Editorial Simplified: Powering South Asian Integration | GS – II

Relevance : GS Paper II (International Relations)


Why has this article cropped up?

Recently, the Union Ministry of Power issued a memorandum that set the rules for the flow of electricity across South Asian borders.


Significance of this memorandum

  • It is important not only because it leads South Asian electricity trade in progressive directions but is also a concession to India’s neighbors in an area of political and economic importance.
  • It is a response to two years of intense backroom pressure from neighbors, particularly Bhutan and Nepal, to drop trade barriers put up in 2016.
  • India has thus signaled that it is serious about working with neighbors on the issues that should under-gird 21st century South Asian regionalism, such as electricity trade.
  • This course correction is a return to a trajectory of incremental, hard-earned progress developed over the decades.

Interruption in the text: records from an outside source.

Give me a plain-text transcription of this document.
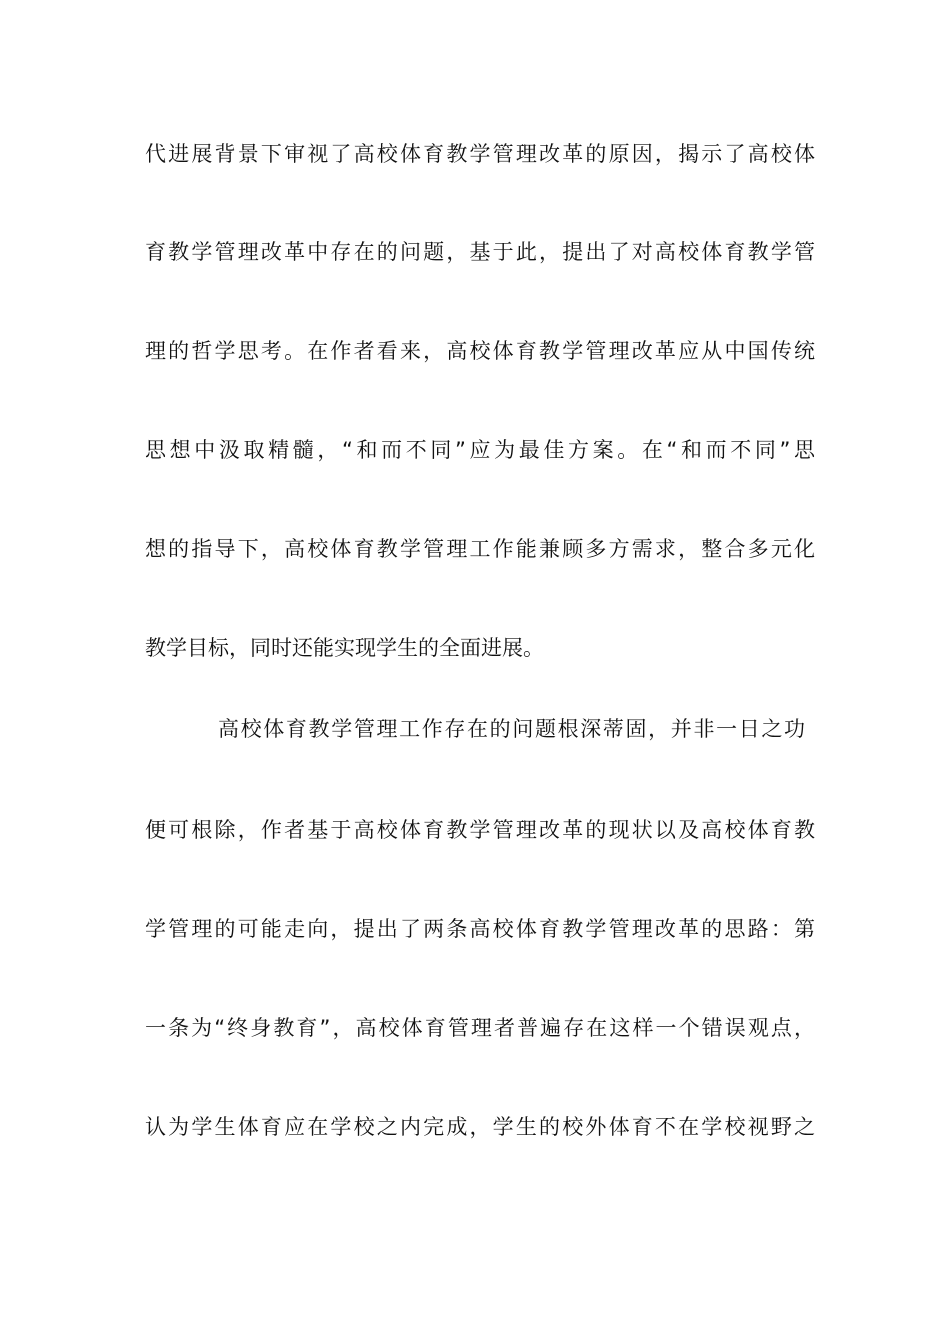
代进展背景下审视了高校体育教学管理改革的原因，揭示了高校体
育教学管理改革中存在的问题，基于此，提出了对高校体育教学管
理的哲学思考。在作者看来，高校体育教学管理改革应从中国传统
思想中汲取精髓，“和而不同”应为最佳方案。在“和而不同”思
想的指导下，高校体育教学管理工作能兼顾多方需求，整合多元化
教学目标，同时还能实现学生的全面进展。
高校体育教学管理工作存在的问题根深蒂固，并非一日之功
便可根除，作者基于高校体育教学管理改革的现状以及高校体育教
学管理的可能走向，提出了两条高校体育教学管理改革的思路：第
一条为“终身教育”，高校体育管理者普遍存在这样一个错误观点，
认为学生体育应在学校之内完成，学生的校外体育不在学校视野之
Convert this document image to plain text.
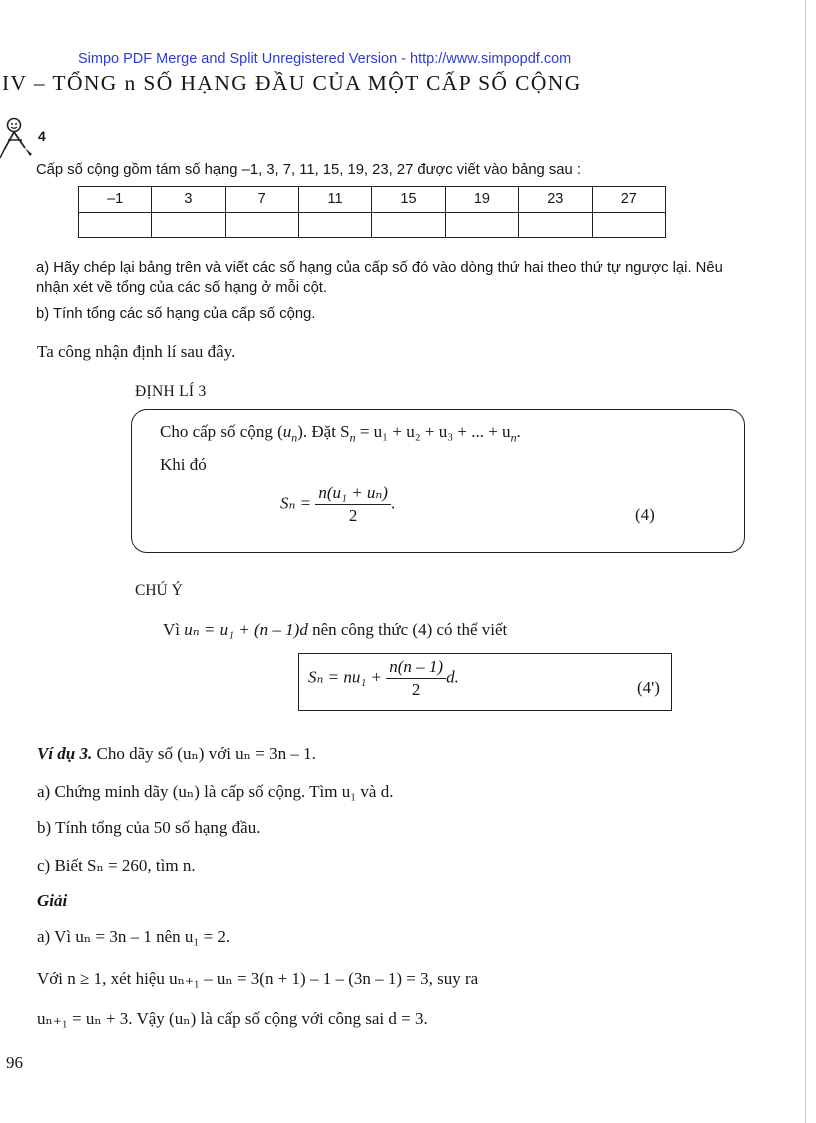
Simpo PDF Merge and Split Unregistered Version - http://www.simpopdf.com
IV – TỔNG n SỐ HẠNG ĐẦU CỦA MỘT CẤP SỐ CỘNG
4
Cấp số cộng gồm tám số hạng –1, 3, 7, 11, 15, 19, 23, 27 được viết vào bảng sau :
–1	3	7	11	15	19	23	27

a) Hãy chép lại bảng trên và viết các số hạng của cấp số đó vào dòng thứ hai theo thứ tự ngược lại. Nêu nhận xét về tổng của các số hạng ở mỗi cột.
b) Tính tổng các số hạng của cấp số cộng.
Ta công nhận định lí sau đây.
ĐỊNH LÍ 3
Cho cấp số cộng $(u_n)$. Đặt $S_n = u_1 + u_2 + u_3$ + ... + $u_n$.
Khi đó
$S_n = \frac{\text{n(u₁ + uₙ)}}{2}$ .
(4)
CHÚ Ý
Vì uₙ = u₁ + (n – 1)d nên công thức (4) có thể viết
$S_n = nu_1 + \frac{n(n - 1)}{2} d$.
(4')
Ví dụ 3. Cho dãy số (uₙ) với uₙ = 3n – 1.
a) Chứng minh dãy (uₙ) là cấp số cộng. Tìm u₁ và d.
b) Tính tổng của 50 số hạng đầu.
c) Biết Sₙ = 260, tìm n.
Giải
a) Vì uₙ = 3n – 1 nên u₁ = 2.
Với n ≥ 1, xét hiệu uₙ₊₁ – uₙ = 3(n + 1) – 1 – (3n – 1) = 3, suy ra
uₙ₊₁ = uₙ + 3. Vậy (uₙ) là cấp số cộng với công sai d = 3.
96
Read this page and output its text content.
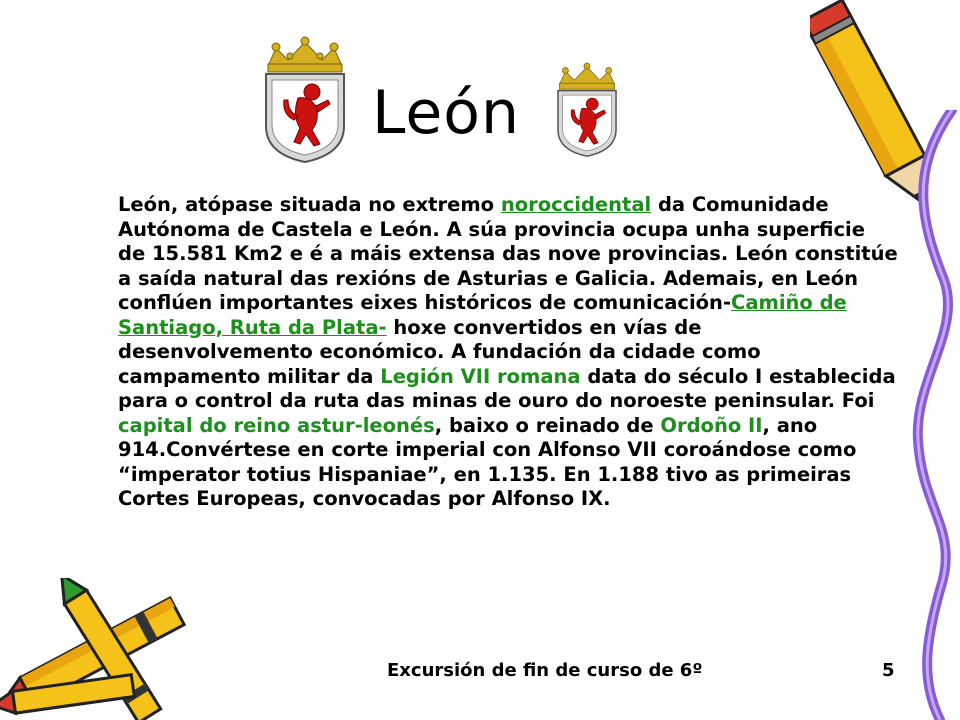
León
León, atópase situada no extremo noroccidental da Comunidade Autónoma de Castela e León. A súa provincia ocupa unha superficie de 15.581 Km2 e é a máis extensa das nove provincias. León constitúe a saída natural das rexións de Asturias e Galicia. Ademais, en León conflúen importantes eixes históricos de comunicación-Camiño de Santiago, Ruta da Plata- hoxe convertidos en vías de desenvolvemento económico. A fundación da cidade como campamento militar da Legión VII romana data do século I establecida para o control da ruta das minas de ouro do noroeste peninsular. Foi capital do reino astur-leonés, baixo o reinado de Ordoño II, ano 914.Convértese en corte imperial con Alfonso VII coroándose como “imperator totius Hispaniae”, en 1.135. En 1.188 tivo as primeiras Cortes Europeas, convocadas por Alfonso IX.
Excursión de fin de curso de 6º	5
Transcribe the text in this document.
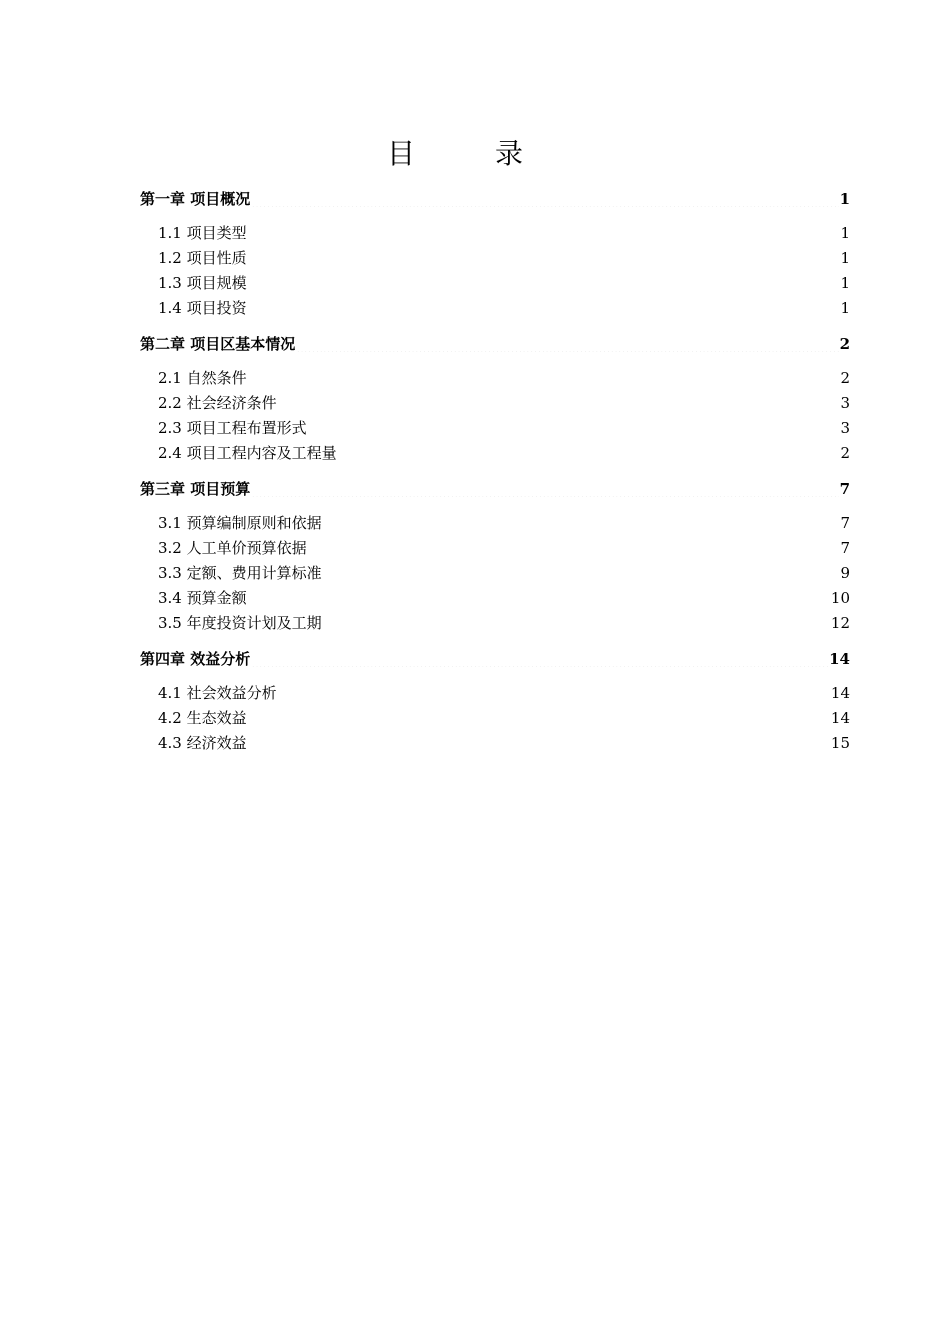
目录
第一章 项目概况 .....	1
1.1 项目类型 .....	1
1.2 项目性质 .....	1
1.3 项目规模 .....	1
1.4 项目投资 .....	1
第二章 项目区基本情况 .....	2
2.1 自然条件 .....	2
2.2 社会经济条件 .....	3
2.3 项目工程布置形式 .....	3
2.4 项目工程内容及工程量 .....	2
第三章 项目预算 .....	7
3.1 预算编制原则和依据 .....	7
3.2 人工单价预算依据 .....	7
3.3 定额、费用计算标准 .....	9
3.4 预算金额 .....	10
3.5 年度投资计划及工期 .....	12
第四章 效益分析 .....	14
4.1 社会效益分析 .....	14
4.2 生态效益 .....	14
4.3 经济效益 .....	15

The idea of cross-border energy flow

  • Ideas of tying South Asian Association for Regional Cooperation (SAARC) countries together with cross-border energy flows — that punctuated the early 2000s — began to gain steam with substantial power trade agreements between India and Bhutan (2006) and Bangladesh (2010).
  • These were driven by India’s need for affordable power to fuel quickened growth in a recently liberalized economy.
  • The apotheosis came in 2014 with the signing of the SAARC Framework Agreement for Energy Cooperation and the India-Nepal Power Trade Agreement in quick succession.

The erstwhile roadblocks

  • In 2016, the Union Ministry of Power released guidelines that imposed a slew of major restrictions on who could engage in cross-border electricity trade.
  • The guidelines prevented anyone other than Indian generators in the neighboring country, or generators owned by that country’s government, from selling power to India.
  • Nepal: Excluded were scores of privately held companies, particularly in Nepal, that had hoped to trade with India. In restricting access to the vast Indian market, the economic rationale for Nepali hydro-power built for export was lost.
  • Bhutan: Bhutan was worried about a clause that required the exporting generation companies to be majority owned by an Indian entity. This created friction in joint ventures between India and Bhutan. Bhutan also fretted about limited access to India’s main electricity spot markets, where it would have been well placed to profit from evening peaks in demand.
  • Bangladesh: Bangladesh had sensed an opportunity to partially address its power crisis with imports from Bhutan and Nepal routed through Indian territory but the guidelines complicated this by giving India disproportionate control over such trade.
    The resolve
  • After two years of protests from neighbors, the new guidelines resolve all these issues and restore the governance of electricity trade to a less restrictive tone.
  • Earlier concerns that India was enabling the incursion of foreign influence into neighboring power sectors seem to have been replaced by an understanding that India’s buyer’s monopoly in the region actually give it ultimate leverage.
  • More broadly, India seems to have acknowledged that the sinews of economic inter-dependency created by such arrangements have the political benefit of positioning India as a stable development partner rather than one inclined to defensive realpolitik.

Benefits of the new guidelines?

  • A liberal trading regime is in India’s national interest.
  • As India transitions to a power grid dominated by renewables, regional trade could prove useful in maintaining grid stability.
  • Major commitments to renewables, which could amount to half of India’s installed power within a decade, have prompted justifiable concerns about stabilizing the grid when the sun goes down or in seasons when renewables are less potent.
  • Harnessing a wider pool of generation sources, particularly hydro-power from the Himalayas that ramps up instantly as India turns on its lights and appliances after sunset, could be an important instrument in achieving a greener grid.
  • The new guidelines are a tentative first step towards the creation of a true regional market in which generators across the subcontinent compete to deliver low-cost, green energy to consumers.
  • The new guidelines are a significant step in this direction because, for the first time, they allow tripartite trading arrangements, where power generated in a country is routed over the territory of a neighbor to be consumed in a third. This is a crucial move towards the evolution of complex, multi-country market arrangements.

Way forward

  • Such markets require the construction of regional institutions that absorb the politics and manage the technicalities of electricity trade.
  • At present, this function is managed by the Indian state because of its geographic centrality and the ready availability of institutions that manage its domestic power sector. As volumes increase and experience in regional trade grows, South Asian nations might feel the need to build joint, independent regional institutions that proffer clear and stable rules of the road.
  • The political vision to create this — felt in the new guidelines — must be maintained.